The "common premise" reference is a little opaque outside the context of the essay. There are two other passages that clarify it, both of which reach back 10 years to Buckley’s first book, God and Man at Yale. The first: "To assume, as academic freedom implicitly does, that every child, every student, should in non-scientific matters begin again fresh, as though Plato and Aristotle and Augustine and St. Thomas had among them reached not one dependable conclusion, is to doubt the very structure of learning; is to doubt that there are any aims at all, aside front purely selfish ones, to education."
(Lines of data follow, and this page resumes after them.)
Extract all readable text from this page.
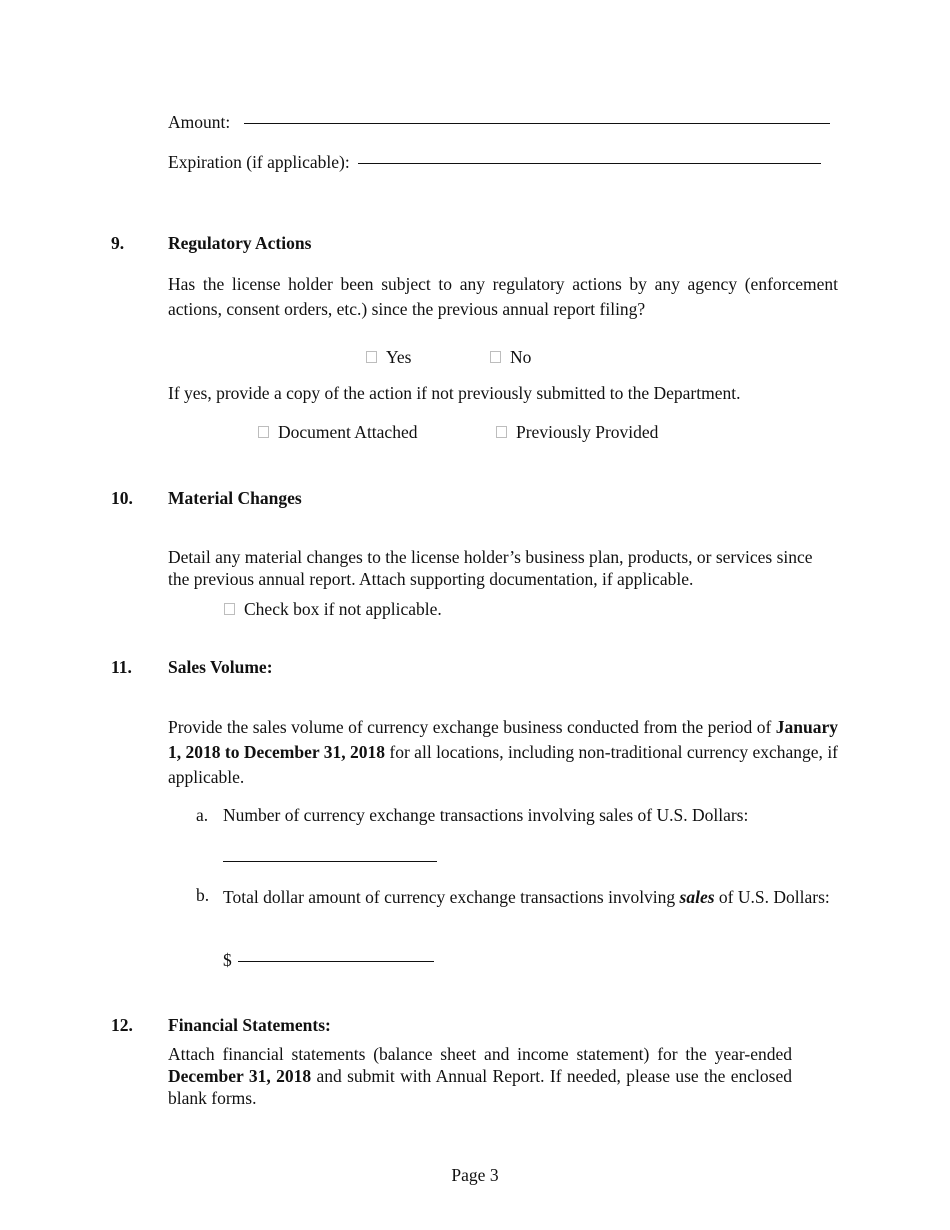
Amount:
Expiration (if applicable):
9.	Regulatory Actions

Has the license holder been subject to any regulatory actions by any agency (enforcement actions, consent orders, etc.) since the previous annual report filing?

Yes	No

If yes, provide a copy of the action if not previously submitted to the Department.

Document Attached	Previously Provided
10. Material Changes

Detail any material changes to the license holder’s business plan, products, or services since the previous annual report. Attach supporting documentation, if applicable.

Check box if not applicable.
11. Sales Volume:

Provide the sales volume of currency exchange business conducted from the period of January 1, 2018 to December 31, 2018 for all locations, including non-traditional currency exchange, if applicable.

a. Number of currency exchange transactions involving sales of U.S. Dollars:

b. Total dollar amount of currency exchange transactions involving sales of U.S. Dollars:

$
12. Financial Statements:

Attach financial statements (balance sheet and income statement) for the year-ended December 31, 2018 and submit with Annual Report. If needed, please use the enclosed blank forms.

Page 3
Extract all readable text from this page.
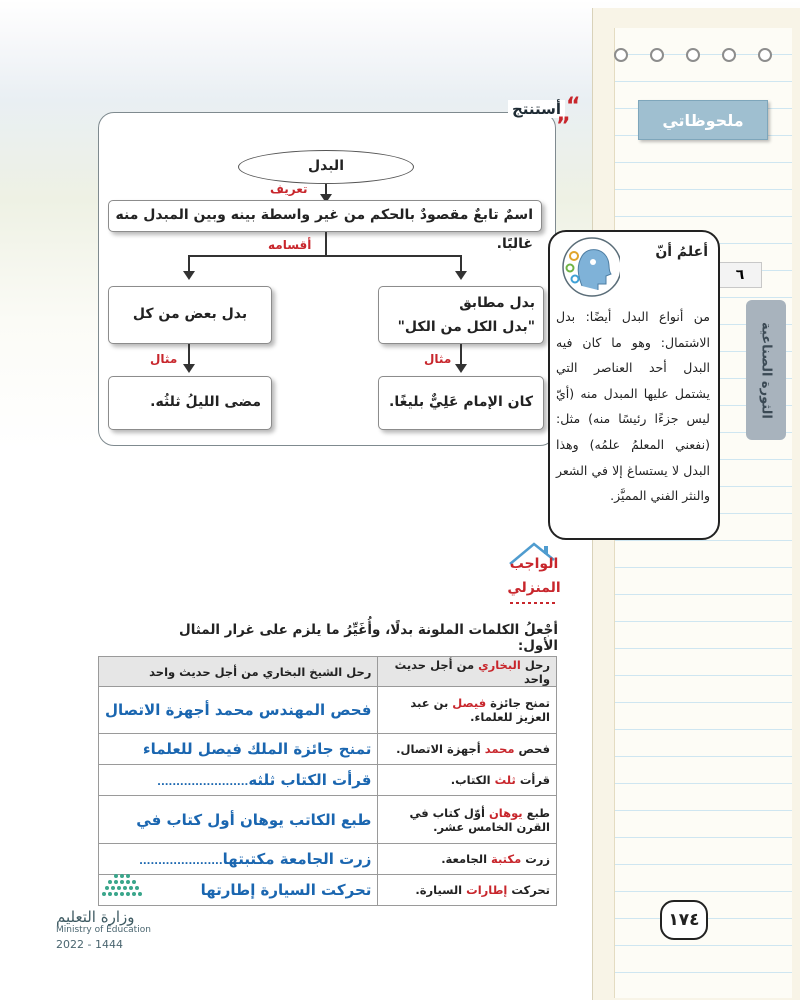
ملحوظاتي
٦
الثورة الصناعية
“
أستنتج
”
البدل
تعريف
اسمٌ تابعٌ مقصودٌ بالحكم من غير واسطة بينه وبين المبدل منه غالبًا.
أقسامه
بدل مطابق
"بدل الكل من الكل"
بدل بعض من كل
مثال
مثال
كان الإمام عَلِيٌّ بليغًا.
مضى الليلُ ثلثُه.
أعلمُ أنّ
من أنواع البدل أيضًا: بدل الاشتمال: وهو ما كان فيه البدل أحد العناصر التي يشتمل عليها المبدل منه (أيّ ليس جزءًا رئيسًا منه) مثل: (نفعني المعلمُ علمُه) وهذا البدل لا يستساغ إلا في الشعر والنثر الفني المميَّز.
الواجب
المنزلي
أجْعلُ الكلمات الملونة بدلًا، وأُغَيِّرُ ما يلزم على غرار المثال الأول:
رحل الشيخ البخاري من أجل حديث واحد	رحل البخاري من أجل حديث واحد
فحص المهندس محمد أجهزة الاتصال	تمنح جائزة فيصل بن عبد العزيز للعلماء.
تمنح جائزة الملك فيصل للعلماء	فحص محمد أجهزة الاتصال.
قرأت الكتاب ثلثه........................	قرأت ثلث الكتاب.
طبع الكاتب يوهان أول كتاب في	طبع يوهان أوّل كتاب في القرن الخامس عشر.
زرت الجامعة مكتبتها......................	زرت مكتبة الجامعة.
تحركت السيارة إطارتها	تحركت إطارات السيارة.
وزارة التعليم
Ministry of Education
2022 - 1444
١٧٤
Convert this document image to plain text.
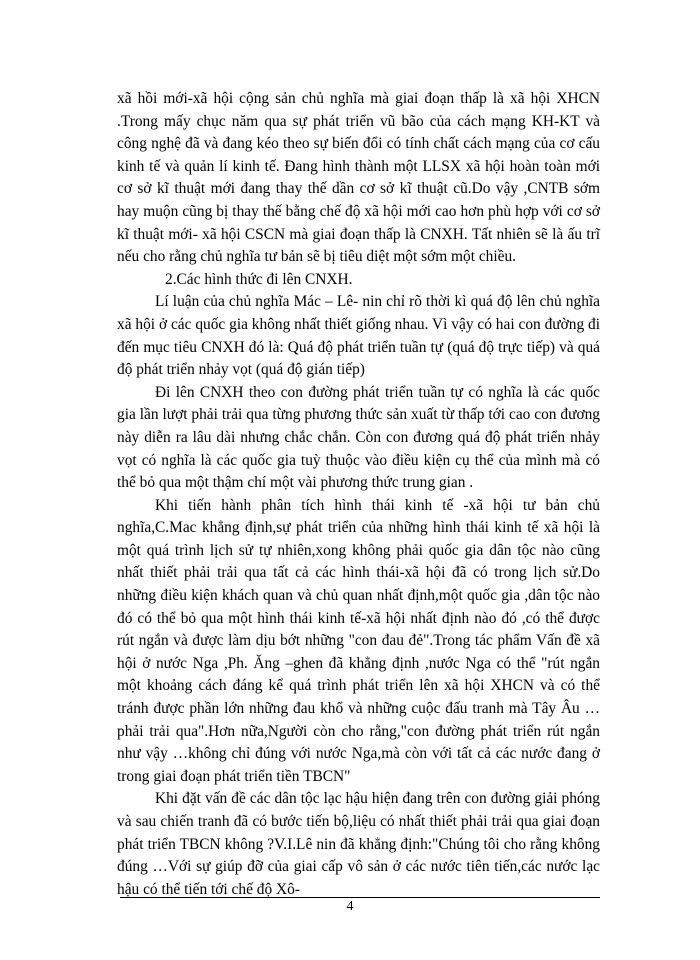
xã hồi mới-xã hội cộng sản chủ nghĩa mà giai đoạn thấp là xã hội XHCN .Trong mấy chục năm qua sự phát triển vũ bão của cách mạng KH-KT và công nghệ đã và đang kéo theo sự biến đổi có tính chất cách mạng của cơ cấu kinh tế và quản lí kinh tế. Đang hình thành một LLSX xã hội hoàn toàn mới cơ sở kĩ thuật mới đang thay thế dần cơ sở kĩ thuật cũ.Do vậy ,CNTB sớm hay muộn cũng bị thay thế bằng chế độ xã hội mới cao hơn phù hợp với cơ sở kĩ thuật mới- xã hội CSCN mà giai đoạn thấp là CNXH. Tất nhiên sẽ là ấu trĩ nếu cho rằng chủ nghĩa tư bản sẽ bị tiêu diệt một sớm một chiều.

2.Các hình thức đi lên CNXH.

Lí luận của chủ nghĩa Mác – Lê- nin chỉ rõ thời kì quá độ lên chủ nghĩa xã hội ở các quốc gia không nhất thiết giống nhau. Vì vậy có hai con đường đi đến mục tiêu CNXH đó là: Quá độ phát triển tuần tự (quá độ trực tiếp) và quá độ phát triển nhảy vọt (quá độ gián tiếp)

Đi lên CNXH theo con đường phát triển tuần tự có nghĩa là các quốc gia lần lượt phải trải qua từng phương thức sản xuất từ thấp tới cao con đương này diễn ra lâu dài nhưng chắc chắn. Còn con đương quá độ phát triển nhảy vọt có nghĩa là các quốc gia tuỳ thuộc vào điều kiện cụ thể của mình mà có thể bỏ qua một thậm chí một vài phương thức trung gian .

Khi tiến hành phân tích hình thái kinh tế -xã hội tư bản chủ nghĩa,C.Mac khẳng định,sự phát triển của những hình thái kinh tế xã hội là một quá trình lịch sử tự nhiên,xong không phải quốc gia dân tộc nào cũng nhất thiết phải trải qua tất cả các hình thái-xã hội đã có trong lịch sử.Do những điều kiện khách quan và chủ quan nhất định,một quốc gia ,dân tộc nào đó có thể bỏ qua một hình thái kinh tế-xã hội nhất định nào đó ,có thể được rút ngắn và được làm dịu bớt những "con đau đẻ".Trong tác phẩm Vấn đề xã hội ở nước Nga ,Ph. Ăng –ghen đã khẳng định ,nước Nga có thể "rút ngắn một khoảng cách đáng kể quá trình phát triển lên xã hội XHCN và có thể tránh được phần lớn những đau khổ và những cuộc đấu tranh mà Tây Âu …phải trải qua".Hơn nữa,Người còn cho rằng,"con đường phát triển rút ngắn như vậy …không chỉ đúng với nước Nga,mà còn với tất cả các nước đang ở trong giai đoạn phát triển tiền TBCN"

Khi đặt vấn đề các dân tộc lạc hậu hiện đang trên con đường giải phóng và sau chiến tranh đã có bước tiến bộ,liệu có nhất thiết phải trải qua giai đoạn phát triển TBCN không ?V.I.Lê nin đã khẳng định:"Chúng tôi cho rằng không đúng …Với sự giúp đỡ của giai cấp vô sản ở các nước tiên tiến,các nước lạc hậu có thể tiến tới chế độ Xô-

4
And the second:“Schools ought not to be neutral. Schools should not proceed as though the wisdom of our fathers were too tentative to serve as an educational base. The Ten Commandments do not sit about shaking, awaiting their deposition by some young swashbuckling professor of ethics. Certain great truths have been apprehended. In the field of morality, all the basic truths have been apprehended; and we are going to teach these, and teach, and demonstrate, how it is that those who disregard them fall easily into the alien pitfalls of communism, or fascism, or liberalism.
“There is a purpose in life. It is known what that purpose is, in part because it has been revealed, in part because man is endowed with a rational mechanism by which he can apprehend it. Educators should pass on those truths, and endow students with the knowledge of the processes by which they are recognized as such. To do this is the single greatest contribution a teaching institution can make: it is the aim of education, to which all else is subordinate and derivative. If education can endow students with the powers of ethical and rational discrimination by which to discern and give their allegiance to the great certitudes of the West, we shall have a breed of men who will discharge truly the responsibilities that face them as the result of changing conditions.”